1948 Buick Streamliner – Hot Rod

Mechanical engineer Norman E. Timbs created this breathtaking  Streamliner  in the 1940s. He designed the project himself which includ...

Mechanical engineer Norman E. Timbs created this breathtaking Streamliner in the 1940s. He designed the project himself which included a custom aluminum body and steel chassis. It took him over two years to finish and the resulting chic roadster was good enough for cover of Motor Trend as well as features in Mechanix Illustrated, Popular Mechanics and Motor Life.

Unlike the Grand Prix cars, the Mr Timbs’ Streamliner was built for the road. It used a 1948 Buick V8 to power the 2200 lbs car to 120 mph. The engine was mounted in a custom chassis that placed it behind the driver.
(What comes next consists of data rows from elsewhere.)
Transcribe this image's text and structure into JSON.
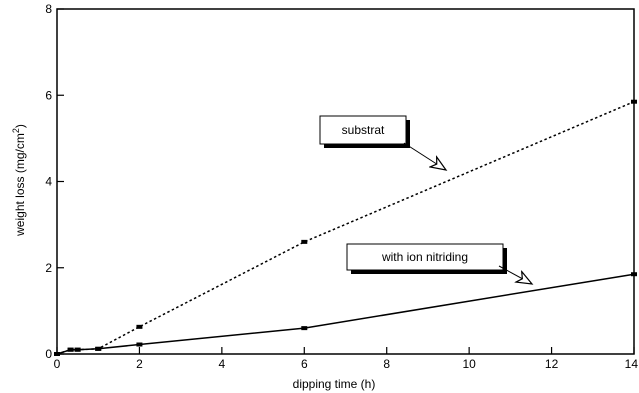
{
  "chart_data": {
    "type": "line",
    "xlabel": "dipping time (h)",
    "ylabel": "weight loss (mg/cm",
    "ylabel_superscript": "2",
    "ylabel_close": ")",
    "xlim": [
      0,
      14
    ],
    "ylim": [
      0,
      8
    ],
    "x_ticks": [
      "0",
      "2",
      "4",
      "6",
      "8",
      "10",
      "12",
      "14"
    ],
    "y_ticks": [
      "0",
      "2",
      "4",
      "6",
      "8"
    ],
    "grid": false,
    "series": [
      {
        "name": "substrat",
        "style": "dotted",
        "color": "#000000",
        "points": [
          [
            0,
            0
          ],
          [
            0.33,
            0.1
          ],
          [
            0.5,
            0.1
          ],
          [
            1,
            0.12
          ],
          [
            2,
            0.63
          ],
          [
            6,
            2.6
          ],
          [
            14,
            5.85
          ]
        ]
      },
      {
        "name": "with ion nitriding",
        "style": "solid",
        "color": "#000000",
        "points": [
          [
            0,
            0
          ],
          [
            0.33,
            0.1
          ],
          [
            0.5,
            0.1
          ],
          [
            1,
            0.12
          ],
          [
            2,
            0.22
          ],
          [
            6,
            0.6
          ],
          [
            14,
            1.85
          ]
        ]
      }
    ]
  }
}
The main chassis is built up from four-inch steel tubes which kick up over the rear axle.

The body was nod to the German GP cars which at the time mimicked aeronautical practice. Norm’s design was free of the over indulgences such as huge chrome bumpers and large tail fins that eventually dominated American design. In keeping with the aerofoil shape, no doors were are cut out of the body. A large one-piece rear panel opens hydraulically to reveal the entire rear end of the chassis.

Road & Track reported that it took Mr Timbs 2 1/2 years to create the car at a cost of $10,000 USD. The body was created entirely in aluminum by Emil Diedt for $8,000 alone. The shape was formed by hand over a traditional wooden buck.
At first the Streamliner was only used on the show circuit until Jim Davis of California bought it in 1952. He used it in and around Manhattan Beach, California and let Motor Life photograph it for a feature article. The car was discovered in the desert pretty much intact in 2002. It was bought at auction and restored by Dave Crouse at Custom Auto, Inc. in Loveland, Colorado for owners Gary & Diane Cerveny of Malibu, California. After its “complete and exacting” restoration, it debuted at the 2010 Amelia Island Concours d’Elegance in a class reserved for Motor Trend Cover Cars.
Not only is it unlikely you’ll ever see this beauty on the road, it’s likely that you’ll never see it on the auction block. A car like this is far too rare, too beautiful that any owner could ever want to sell it up, no matter the price.